Podell Sheila, Gaasterland Terry, Allen Eric E
Marine Biology Research Division, Scripps Institution of Oceanography University of California at San Diego, La Jolla, CA 92093 USA.
BMC Bioinformatics. 2008 Oct 7;9:419. doi: 10.1186/1471-2105-9-419.
The process of horizontal gene transfer (HGT) is believed to be widespread in Bacteria and Archaea, but little comparative data is available addressing its occurrence in complete microbial genomes. Collection of high-quality, automated HGT prediction data based on phylogenetic evidence has previously been impractical for large numbers of genomes at once, due to prohibitive computational demands. DarkHorse, a recently described statistical method for discovering phylogenetically atypical genes on a genome-wide basis, provides a means to solve this problem through lineage probability index (LPI) ranking scores. LPI scores inversely reflect phylogenetic distance between a test amino acid sequence and its closest available database matches. Proteins with low LPI scores are good horizontal gene transfer candidates; those with high scores are not.
The DarkHorse algorithm has been applied to 955 microbial genome sequences, and the results organized into a web-searchable relational database, called the DarkHorse HGT Candidate Resource http://darkhorse.ucsd.edu. Users can select individual genomes or groups of genomes to screen by LPI score, search for protein functions by descriptive annotation or amino acid sequence similarity, or select proteins with unusual G+C composition in their underlying coding sequences. The search engine reports LPI scores for match partners as well as query sequences, providing the opportunity to explore whether potential HGT donor sequences are phylogenetically typical or atypical within their own genomes. This information can be used to predict whether or not sufficient information is available to build a well-supported phylogenetic tree using the potential donor sequence.

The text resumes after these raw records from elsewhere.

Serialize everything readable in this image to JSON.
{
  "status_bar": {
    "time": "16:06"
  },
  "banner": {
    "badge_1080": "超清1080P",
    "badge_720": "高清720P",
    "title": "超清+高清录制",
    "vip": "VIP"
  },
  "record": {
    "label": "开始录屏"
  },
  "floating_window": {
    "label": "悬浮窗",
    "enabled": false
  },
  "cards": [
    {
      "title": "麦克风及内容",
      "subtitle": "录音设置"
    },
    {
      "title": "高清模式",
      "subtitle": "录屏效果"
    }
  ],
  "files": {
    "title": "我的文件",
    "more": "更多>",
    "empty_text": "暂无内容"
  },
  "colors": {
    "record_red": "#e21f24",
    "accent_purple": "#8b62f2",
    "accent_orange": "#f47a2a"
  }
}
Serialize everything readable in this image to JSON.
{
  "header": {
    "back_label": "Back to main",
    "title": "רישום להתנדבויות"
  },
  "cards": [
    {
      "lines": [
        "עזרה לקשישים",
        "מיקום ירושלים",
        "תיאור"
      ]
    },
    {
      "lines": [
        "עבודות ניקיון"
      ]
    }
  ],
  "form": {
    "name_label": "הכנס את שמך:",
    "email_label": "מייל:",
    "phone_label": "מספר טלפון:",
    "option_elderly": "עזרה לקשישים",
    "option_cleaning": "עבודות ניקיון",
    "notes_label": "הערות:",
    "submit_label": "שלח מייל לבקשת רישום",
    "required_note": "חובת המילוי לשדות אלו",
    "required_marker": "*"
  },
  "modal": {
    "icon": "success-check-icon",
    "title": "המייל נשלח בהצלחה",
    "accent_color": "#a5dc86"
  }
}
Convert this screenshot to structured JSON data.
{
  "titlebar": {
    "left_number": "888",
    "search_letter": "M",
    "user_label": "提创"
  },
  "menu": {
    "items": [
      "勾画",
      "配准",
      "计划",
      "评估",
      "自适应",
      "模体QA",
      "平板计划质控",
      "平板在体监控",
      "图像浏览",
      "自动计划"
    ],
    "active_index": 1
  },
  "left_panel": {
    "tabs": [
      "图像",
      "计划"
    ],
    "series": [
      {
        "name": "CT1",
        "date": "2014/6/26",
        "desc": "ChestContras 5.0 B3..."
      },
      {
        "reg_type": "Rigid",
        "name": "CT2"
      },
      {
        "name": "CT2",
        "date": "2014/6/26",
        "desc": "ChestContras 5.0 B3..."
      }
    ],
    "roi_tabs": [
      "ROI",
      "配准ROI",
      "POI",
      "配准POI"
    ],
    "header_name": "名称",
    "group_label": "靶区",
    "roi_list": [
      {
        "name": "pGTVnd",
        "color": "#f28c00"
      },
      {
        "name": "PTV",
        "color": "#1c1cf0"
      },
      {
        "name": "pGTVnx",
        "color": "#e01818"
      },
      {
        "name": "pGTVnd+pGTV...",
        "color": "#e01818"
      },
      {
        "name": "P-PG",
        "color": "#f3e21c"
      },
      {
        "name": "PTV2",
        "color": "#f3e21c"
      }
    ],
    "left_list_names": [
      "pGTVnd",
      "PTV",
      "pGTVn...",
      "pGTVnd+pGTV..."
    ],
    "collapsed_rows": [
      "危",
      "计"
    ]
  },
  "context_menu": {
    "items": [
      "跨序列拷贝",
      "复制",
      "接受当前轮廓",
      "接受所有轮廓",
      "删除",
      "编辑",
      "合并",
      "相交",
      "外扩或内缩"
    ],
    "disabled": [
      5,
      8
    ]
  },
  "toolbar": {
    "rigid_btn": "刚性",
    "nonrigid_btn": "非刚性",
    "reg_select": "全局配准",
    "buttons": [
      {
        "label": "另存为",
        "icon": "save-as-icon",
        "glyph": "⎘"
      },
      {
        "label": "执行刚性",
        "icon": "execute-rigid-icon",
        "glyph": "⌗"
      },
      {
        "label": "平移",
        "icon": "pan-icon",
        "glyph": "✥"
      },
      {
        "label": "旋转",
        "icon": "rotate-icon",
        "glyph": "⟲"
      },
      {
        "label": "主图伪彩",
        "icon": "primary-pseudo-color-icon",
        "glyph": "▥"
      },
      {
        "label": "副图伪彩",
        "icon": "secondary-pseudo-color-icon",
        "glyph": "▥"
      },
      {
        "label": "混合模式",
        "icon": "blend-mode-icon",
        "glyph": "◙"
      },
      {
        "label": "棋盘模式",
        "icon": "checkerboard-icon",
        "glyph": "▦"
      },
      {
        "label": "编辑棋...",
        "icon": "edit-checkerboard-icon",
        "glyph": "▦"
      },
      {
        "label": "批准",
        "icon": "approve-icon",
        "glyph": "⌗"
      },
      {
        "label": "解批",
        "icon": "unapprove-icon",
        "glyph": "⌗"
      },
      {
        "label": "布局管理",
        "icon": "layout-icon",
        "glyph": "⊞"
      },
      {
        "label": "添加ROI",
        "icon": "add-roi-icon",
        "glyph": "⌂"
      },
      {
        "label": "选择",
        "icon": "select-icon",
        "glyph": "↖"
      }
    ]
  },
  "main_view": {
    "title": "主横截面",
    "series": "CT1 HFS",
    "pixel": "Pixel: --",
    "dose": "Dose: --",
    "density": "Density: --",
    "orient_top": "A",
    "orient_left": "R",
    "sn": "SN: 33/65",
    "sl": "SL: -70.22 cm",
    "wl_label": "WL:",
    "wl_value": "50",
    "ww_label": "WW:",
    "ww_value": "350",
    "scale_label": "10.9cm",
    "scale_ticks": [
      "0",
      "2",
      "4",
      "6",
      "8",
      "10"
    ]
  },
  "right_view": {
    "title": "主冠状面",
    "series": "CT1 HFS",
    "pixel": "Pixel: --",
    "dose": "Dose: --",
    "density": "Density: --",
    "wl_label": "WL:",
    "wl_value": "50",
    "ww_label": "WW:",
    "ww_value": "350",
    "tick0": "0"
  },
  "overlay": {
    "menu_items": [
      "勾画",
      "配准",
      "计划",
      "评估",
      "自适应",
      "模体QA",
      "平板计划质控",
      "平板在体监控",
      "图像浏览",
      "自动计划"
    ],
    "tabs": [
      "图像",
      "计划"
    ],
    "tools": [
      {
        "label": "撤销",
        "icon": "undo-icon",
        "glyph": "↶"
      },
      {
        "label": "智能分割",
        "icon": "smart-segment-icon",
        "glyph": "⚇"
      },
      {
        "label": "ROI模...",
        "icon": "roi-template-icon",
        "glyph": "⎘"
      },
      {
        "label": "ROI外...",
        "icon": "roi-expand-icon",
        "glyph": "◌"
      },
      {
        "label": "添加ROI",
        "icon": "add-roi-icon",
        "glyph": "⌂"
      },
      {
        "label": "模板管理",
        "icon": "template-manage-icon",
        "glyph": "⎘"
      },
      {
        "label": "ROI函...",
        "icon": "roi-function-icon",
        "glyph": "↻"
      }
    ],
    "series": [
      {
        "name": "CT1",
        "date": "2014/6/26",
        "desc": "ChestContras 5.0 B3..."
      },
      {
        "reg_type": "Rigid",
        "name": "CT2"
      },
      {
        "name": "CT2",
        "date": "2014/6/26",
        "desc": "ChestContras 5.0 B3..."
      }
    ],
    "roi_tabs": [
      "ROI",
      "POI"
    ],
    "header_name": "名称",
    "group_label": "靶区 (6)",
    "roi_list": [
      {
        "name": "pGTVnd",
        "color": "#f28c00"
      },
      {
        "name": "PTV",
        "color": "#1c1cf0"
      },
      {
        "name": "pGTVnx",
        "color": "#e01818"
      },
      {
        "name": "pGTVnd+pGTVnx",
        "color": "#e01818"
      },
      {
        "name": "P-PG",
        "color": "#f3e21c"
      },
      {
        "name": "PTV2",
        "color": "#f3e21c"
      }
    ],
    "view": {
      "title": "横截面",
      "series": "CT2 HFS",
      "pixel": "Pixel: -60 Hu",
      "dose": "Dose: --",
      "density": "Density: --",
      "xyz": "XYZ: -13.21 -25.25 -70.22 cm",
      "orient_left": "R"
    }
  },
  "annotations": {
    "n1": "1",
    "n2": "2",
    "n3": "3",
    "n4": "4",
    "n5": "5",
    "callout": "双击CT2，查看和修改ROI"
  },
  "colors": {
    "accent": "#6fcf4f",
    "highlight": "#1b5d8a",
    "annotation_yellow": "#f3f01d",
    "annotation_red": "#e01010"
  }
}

The DarkHorse HGT Candidate database provides a powerful, flexible set of tools for identifying phylogenetically atypical proteins, allowing researchers to explore both individual HGT events in single genomes, and large-scale HGT patterns among protein families and genome groups. Although the DarkHorse algorithm cannot, by itself, provide definitive proof of horizontal gene transfer, it is a flexible, powerful tool that can be combined with slower, more rigorous methods in situations where these other methods could not otherwise be applied.
水平基因转移(HGT)过程被认为在细菌和古生菌中广泛存在,但关于其在完整微生物基因组中的发生情况,可获得的比较数据很少。由于计算需求过高,以前基于系统发育证据收集高质量、自动化的HGT预测数据对于大量基因组来说是不切实际的。DarkHorse是一种最近描述的用于在全基因组范围内发现系统发育非典型基因的统计方法,它通过谱系概率指数(LPI)排名分数提供了解决这个问题的方法。LPI分数反向反映测试氨基酸序列与其最接近的可用数据库匹配之间的系统发育距离。LPI分数低的蛋白质是水平基因转移的良好候选者;分数高的则不是。
DarkHorse算法已应用于955个微生物基因组序列,结果整理成一个可通过网络搜索的关系数据库,称为DarkHorse HGT候选资源库(http://darkhorse.ucsd.edu)。用户可以选择单个基因组或基因组组,通过LPI分数进行筛选,通过描述性注释或氨基酸序列相似性搜索蛋白质功能,或选择其基础编码序列中具有异常G+C组成的蛋白质。搜索引擎会报告匹配伙伴以及查询序列的LPI分数,从而有机会探索潜在的HGT供体序列在其自身基因组中是系统发育典型还是非典型的。这些信息可用于预测是否有足够的信息使用潜在的供体序列构建一个有充分支持的系统发育树。
DarkHorse HGT候选数据库提供了一套强大、灵活的工具,用于识别系统发育非典型蛋白质,使研究人员能够探索单个基因组中的单个HGT事件以及蛋白质家族和基因组组之间的大规模HGT模式。虽然DarkHorse算法本身不能提供水平基因转移的确凿证据,但它是一个灵活、强大的工具,可以在其他方法无法应用的情况下与较慢、更严格的方法结合使用。